Editor's Note: Next week, California voters will decide who will take over the daunting job of leading the state's public school system. Larry Aceves, a Latino, is a former superintendent of districts in San Jose and the Central Coast. Tom Torlakson is an assemblyman from Contra Costa County who taught for 10 years in the 1970s and '80s. Both are Democrats. This interview is a round-up of questions posed by ethnic media editors and reporters.
Given the mess California schools are in, what are your top three priorities as state superintendent of public instruction?--Rupa Dev, New America Media
Stabilizing the budget: The legislature and governor have abandoned education as the top priority it once was. About $11 billion is owed to schools, and we need to return money back.
Accountability: We need to bring school boards, school administrations, teachers, and parents together to create a better system of measuring school success. For example, if a teacher is identified as not effective, can mentoring and professional development improve the teacher? If not, how do we hold the school accountable to move that teacher out of the profession?
Dropout Rate: We know the drop-out rate correlates with the achievement gap. We know African-American and Latino students are disproportionably affected. We need programs like preschool, early literacy learning, and career education. We need to protect the arts, music, and drama from being cut so young people feel motivated to stay in school. I also have a healthy students program to get all youths enrolled in health care because investing early in a child's wellbeing will help prevent dropouts later on.
Dropouts: We have talked about the dropout rate for years. We need to look at dropouts from the perspective of what works in the classroom. What are we teaching, and why is our curriculum not engaging Latino, African-American, and Native American students?
Teaching quality: We need to retrain our teachers. We need to collaborate with universities to make sure teachers are culturally literate, and that they understand the needs of the children they're serving.

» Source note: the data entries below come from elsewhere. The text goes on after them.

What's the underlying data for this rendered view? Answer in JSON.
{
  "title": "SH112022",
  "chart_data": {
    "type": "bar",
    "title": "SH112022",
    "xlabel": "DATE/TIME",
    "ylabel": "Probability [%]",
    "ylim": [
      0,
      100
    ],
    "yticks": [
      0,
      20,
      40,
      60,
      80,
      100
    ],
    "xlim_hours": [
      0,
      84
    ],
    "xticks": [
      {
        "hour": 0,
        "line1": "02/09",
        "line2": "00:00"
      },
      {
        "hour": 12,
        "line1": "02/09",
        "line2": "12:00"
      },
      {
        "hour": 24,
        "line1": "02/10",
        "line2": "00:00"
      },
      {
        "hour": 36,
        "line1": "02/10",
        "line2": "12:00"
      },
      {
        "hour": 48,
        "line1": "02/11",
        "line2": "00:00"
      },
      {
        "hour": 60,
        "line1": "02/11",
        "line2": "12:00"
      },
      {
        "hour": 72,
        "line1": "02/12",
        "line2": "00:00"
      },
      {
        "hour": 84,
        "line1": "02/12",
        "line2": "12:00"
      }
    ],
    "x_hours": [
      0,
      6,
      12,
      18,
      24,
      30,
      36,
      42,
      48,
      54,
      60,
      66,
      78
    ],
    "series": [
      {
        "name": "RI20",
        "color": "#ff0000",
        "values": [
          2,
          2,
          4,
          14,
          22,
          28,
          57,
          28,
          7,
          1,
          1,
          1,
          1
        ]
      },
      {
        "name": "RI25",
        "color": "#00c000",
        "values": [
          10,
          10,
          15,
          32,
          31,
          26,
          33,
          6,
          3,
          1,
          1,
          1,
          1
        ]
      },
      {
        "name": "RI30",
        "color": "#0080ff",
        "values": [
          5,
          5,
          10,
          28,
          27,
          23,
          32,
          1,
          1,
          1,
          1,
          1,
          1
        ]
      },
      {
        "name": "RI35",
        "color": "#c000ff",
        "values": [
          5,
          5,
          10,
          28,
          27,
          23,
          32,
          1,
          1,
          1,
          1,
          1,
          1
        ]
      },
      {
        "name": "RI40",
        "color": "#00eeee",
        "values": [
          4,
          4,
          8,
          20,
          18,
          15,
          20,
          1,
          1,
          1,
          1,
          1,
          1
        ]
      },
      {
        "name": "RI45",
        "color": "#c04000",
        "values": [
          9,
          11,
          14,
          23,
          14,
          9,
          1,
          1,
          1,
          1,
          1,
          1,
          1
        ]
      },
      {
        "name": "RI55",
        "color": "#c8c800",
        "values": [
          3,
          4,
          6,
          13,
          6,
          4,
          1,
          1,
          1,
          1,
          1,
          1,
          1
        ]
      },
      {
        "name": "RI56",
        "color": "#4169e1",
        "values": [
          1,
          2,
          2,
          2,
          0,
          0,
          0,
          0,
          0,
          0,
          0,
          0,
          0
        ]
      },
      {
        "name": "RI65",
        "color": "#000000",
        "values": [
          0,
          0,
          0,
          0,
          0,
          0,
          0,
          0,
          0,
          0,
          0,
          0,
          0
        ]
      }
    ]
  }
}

Student Assessment: All the standardized tests need to be revised, changed, or dropped. We need more robust testing.
Parent involvement is crucial for the success of low-income students. Some kids--like children in foster care, in poverty, or those with incarcerated parents--simply don't have support at home. How do you plan to support this population?--Yolanda Arenales, La Opinion
TT: From teaching and coaching cross-country for 25 years, I learned kids thrive, when engaged in a positive afterschool activity. Back in 1998, I authored the afterschool bill that serves half a million students in 4,000 schools today. Students participate in art, music, drama, and one hour of academics. The program really supports students whose parents are working, traveling, commuting, or aren't a part of their lives.
LA: Obviously, any adult support is very critical for kids. Students need role models, and parents are the first line of support. However, we need to make sure that within our communities, we have role model programs to serve all children--especially those kids without parental figures. Community-based service programs like Big Brother, Big Sister are essential to low-income, urban schools.